Mon Président,  Humanisme, j’ai dit !

En effet, pour se venger de son « ami », le Général "Tigre en papier" avait volontairement et abusivement arrêté des proches de celui qui l'avait préféré à tous leurs frères d’arme. Pour cela, il lui avait accordé une confiance démesurée et aveugle. Il en était devenu sourd voire autiste si bien qu'il n'écouta pas les mises en garde, certainement, de ceux qui lisaient ou savaient interpréter les signes des forfaitures chez un fourbe.

Pendant ce temps, « l’ami-frère » creusait la tombe de son bienfaiteur. La suite, chaque Guinée le sait, mais c’est le secret de polichinelle pour tout le monde au pays. Pourtant, le silence tue, lentement, sûrement, mais de façon féroce et irréversible. Son arme est plantée dans la conscience qui secrète le venin tueur dans le corps de l’auteur d’un crime. Son effet transperce le mensonge qu'aucun secret, qu'aucun mensonge, ni la force brute et brutale ne peuvent durablement garder dans l'ombre des jeux diplomatiques ou politiciens. Lorsqu’il arrive au terme, il se transforme au contact de la lumière de la vérité en une fatale arme. Alors le temps, de manière implacable lâche abrupte, mais sans fioriture la flamme lumineuse qui éblouira, à jamais, les zones les plus denses entretenues pendant longtemps par le sceau du secret mensonger. L’inconscient de la conscience meurtrière brisera la barrière qui enserrait en son cœur, la vérité.

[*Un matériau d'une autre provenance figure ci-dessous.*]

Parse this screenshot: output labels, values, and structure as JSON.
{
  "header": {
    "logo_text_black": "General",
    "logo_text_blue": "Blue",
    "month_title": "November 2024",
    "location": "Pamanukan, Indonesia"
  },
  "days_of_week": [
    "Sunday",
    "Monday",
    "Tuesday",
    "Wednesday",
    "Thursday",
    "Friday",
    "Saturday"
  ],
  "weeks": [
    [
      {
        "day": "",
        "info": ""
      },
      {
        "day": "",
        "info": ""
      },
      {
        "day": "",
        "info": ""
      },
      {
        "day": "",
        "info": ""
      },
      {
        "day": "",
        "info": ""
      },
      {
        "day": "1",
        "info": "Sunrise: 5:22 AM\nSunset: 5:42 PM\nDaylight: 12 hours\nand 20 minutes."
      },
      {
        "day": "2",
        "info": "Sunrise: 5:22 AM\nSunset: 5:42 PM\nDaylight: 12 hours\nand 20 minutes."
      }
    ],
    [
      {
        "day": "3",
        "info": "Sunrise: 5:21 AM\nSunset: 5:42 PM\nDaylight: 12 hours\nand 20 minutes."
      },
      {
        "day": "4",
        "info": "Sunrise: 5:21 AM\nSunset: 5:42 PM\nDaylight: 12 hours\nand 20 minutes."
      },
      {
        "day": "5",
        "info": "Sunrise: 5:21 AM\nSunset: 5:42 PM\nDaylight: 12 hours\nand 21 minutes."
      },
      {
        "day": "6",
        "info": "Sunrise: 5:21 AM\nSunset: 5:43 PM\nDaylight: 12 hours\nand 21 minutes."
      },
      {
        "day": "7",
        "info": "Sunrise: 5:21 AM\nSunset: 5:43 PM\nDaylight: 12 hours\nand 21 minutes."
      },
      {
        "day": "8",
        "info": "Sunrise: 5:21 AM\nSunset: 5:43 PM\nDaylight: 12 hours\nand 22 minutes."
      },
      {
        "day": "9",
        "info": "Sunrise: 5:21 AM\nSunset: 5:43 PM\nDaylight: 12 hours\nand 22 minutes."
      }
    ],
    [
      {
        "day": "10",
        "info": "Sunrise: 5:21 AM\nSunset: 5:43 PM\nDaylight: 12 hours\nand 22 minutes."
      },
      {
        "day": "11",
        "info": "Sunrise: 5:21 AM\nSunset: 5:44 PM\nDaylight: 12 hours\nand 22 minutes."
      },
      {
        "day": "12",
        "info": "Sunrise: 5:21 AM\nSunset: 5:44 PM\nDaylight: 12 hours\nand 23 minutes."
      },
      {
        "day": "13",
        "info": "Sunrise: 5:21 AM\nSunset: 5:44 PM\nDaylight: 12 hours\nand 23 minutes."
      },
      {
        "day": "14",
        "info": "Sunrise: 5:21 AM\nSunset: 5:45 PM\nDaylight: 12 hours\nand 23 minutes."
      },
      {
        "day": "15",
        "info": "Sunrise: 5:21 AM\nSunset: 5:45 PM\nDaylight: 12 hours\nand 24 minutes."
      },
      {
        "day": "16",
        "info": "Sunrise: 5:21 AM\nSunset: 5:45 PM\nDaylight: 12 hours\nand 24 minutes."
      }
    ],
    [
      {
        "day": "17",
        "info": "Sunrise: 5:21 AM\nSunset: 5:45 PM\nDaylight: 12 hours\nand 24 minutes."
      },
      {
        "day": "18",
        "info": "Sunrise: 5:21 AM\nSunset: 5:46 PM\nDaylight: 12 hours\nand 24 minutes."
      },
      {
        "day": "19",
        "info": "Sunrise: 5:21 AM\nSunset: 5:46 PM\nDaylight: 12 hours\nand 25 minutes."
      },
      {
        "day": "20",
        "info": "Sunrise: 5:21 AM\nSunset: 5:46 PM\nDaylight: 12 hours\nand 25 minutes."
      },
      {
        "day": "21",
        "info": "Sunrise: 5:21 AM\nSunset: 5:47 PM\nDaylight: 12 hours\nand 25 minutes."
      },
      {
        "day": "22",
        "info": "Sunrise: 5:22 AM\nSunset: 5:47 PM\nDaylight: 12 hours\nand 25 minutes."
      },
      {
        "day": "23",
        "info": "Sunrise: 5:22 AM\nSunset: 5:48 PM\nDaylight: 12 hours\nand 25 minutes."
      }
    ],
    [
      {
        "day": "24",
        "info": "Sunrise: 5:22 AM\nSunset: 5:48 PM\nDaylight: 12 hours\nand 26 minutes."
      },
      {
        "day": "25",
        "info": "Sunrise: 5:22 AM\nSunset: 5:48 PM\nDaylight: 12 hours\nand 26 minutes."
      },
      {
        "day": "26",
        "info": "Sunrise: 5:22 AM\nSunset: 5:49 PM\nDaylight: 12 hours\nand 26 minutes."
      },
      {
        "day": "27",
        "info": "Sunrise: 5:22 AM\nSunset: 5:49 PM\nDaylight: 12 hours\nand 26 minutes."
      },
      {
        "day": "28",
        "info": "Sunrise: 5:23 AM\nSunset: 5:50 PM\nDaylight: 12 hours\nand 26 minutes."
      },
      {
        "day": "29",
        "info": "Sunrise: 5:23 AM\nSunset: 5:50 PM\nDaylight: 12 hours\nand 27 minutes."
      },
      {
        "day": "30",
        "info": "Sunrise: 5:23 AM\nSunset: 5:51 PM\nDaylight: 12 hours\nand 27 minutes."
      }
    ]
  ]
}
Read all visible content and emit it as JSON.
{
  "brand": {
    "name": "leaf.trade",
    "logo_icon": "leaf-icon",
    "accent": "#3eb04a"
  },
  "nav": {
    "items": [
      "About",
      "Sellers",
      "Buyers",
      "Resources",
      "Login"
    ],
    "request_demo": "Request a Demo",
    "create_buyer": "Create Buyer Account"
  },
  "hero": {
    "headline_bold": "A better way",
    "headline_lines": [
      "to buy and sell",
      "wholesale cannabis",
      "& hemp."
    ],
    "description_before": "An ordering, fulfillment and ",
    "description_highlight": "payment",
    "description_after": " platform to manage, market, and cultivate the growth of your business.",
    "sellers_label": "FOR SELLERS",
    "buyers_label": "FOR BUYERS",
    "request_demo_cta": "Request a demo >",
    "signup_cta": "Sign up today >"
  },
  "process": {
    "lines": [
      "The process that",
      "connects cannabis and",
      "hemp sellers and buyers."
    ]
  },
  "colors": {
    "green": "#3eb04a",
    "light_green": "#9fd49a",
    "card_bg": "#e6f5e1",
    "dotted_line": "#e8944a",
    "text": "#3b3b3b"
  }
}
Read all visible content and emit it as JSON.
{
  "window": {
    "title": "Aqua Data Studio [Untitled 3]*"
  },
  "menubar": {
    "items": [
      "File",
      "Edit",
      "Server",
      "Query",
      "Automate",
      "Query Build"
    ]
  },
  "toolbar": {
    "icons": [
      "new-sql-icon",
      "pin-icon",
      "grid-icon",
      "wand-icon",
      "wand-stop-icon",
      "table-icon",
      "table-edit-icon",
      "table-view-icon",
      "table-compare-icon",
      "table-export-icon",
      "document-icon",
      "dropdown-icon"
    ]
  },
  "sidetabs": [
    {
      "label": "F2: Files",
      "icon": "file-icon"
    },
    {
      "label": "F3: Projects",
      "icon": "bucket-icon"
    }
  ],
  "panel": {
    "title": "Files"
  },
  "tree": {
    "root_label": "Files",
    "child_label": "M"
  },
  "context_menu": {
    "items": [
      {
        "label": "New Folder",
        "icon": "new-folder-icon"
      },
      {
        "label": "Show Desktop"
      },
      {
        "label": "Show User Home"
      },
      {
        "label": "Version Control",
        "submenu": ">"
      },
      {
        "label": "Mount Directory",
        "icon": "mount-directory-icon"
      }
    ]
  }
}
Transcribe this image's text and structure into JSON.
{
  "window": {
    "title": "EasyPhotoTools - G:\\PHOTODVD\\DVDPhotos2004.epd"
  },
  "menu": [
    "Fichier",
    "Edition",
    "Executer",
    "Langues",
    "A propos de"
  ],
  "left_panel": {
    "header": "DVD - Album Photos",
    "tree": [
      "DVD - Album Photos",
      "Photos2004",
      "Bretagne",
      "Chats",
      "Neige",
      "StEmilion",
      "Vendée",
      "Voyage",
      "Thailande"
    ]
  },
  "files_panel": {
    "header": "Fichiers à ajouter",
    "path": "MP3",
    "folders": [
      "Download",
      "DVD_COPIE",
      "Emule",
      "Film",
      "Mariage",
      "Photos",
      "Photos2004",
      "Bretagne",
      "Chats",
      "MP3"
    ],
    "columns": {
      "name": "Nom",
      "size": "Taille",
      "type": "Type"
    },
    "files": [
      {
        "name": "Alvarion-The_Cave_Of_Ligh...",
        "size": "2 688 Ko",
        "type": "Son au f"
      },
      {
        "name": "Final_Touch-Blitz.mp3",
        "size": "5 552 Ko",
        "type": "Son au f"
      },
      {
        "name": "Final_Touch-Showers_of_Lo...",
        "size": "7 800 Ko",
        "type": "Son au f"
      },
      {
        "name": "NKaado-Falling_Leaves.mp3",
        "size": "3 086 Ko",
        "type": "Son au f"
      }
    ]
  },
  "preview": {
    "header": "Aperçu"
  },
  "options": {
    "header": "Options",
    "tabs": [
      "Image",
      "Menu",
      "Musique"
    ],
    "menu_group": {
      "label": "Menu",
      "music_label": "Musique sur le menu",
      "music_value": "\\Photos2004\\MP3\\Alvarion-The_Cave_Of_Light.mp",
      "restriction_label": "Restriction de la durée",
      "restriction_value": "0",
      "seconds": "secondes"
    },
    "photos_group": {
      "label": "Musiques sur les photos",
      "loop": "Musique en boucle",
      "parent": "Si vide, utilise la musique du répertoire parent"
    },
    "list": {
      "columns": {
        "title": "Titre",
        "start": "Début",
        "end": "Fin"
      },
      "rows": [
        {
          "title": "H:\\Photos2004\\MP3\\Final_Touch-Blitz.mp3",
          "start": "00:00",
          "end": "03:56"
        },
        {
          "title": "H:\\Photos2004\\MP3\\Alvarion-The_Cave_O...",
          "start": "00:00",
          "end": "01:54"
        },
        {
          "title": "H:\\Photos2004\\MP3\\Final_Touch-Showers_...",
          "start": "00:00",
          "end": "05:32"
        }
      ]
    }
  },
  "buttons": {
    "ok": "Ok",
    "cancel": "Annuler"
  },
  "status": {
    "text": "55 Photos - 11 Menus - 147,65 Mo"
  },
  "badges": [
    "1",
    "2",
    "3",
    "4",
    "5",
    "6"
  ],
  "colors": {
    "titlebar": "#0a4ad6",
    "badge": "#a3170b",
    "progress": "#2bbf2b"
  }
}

Ce jour, le diable sera dénoncé. A l’heure fixée, le démon se dévoilera. Au moment dit, les Guinéens découvriront le vrai visage parce que le masque tombant le quittera. La splendeur de la vérité fera grandir, tel le baobab en pleine savane, celui que l’on voulait tuer.

Et les échos lointains, pourtant trop proches, parce qu’il ne s’agira pas d’échos, mais du film se déroulant d’un crime manqué et mélangé de réussite.

Oui, compatriotes Guinéens, un jour, le soleil du verdict se pointera à l’horizon azuré du ciel guinéen et fera tomber le masque lourd qui ne sera devenu que trop lourd à porter. La sentence exigera de son porteur de s’en libérer. Voilà le schéma de la divine justice.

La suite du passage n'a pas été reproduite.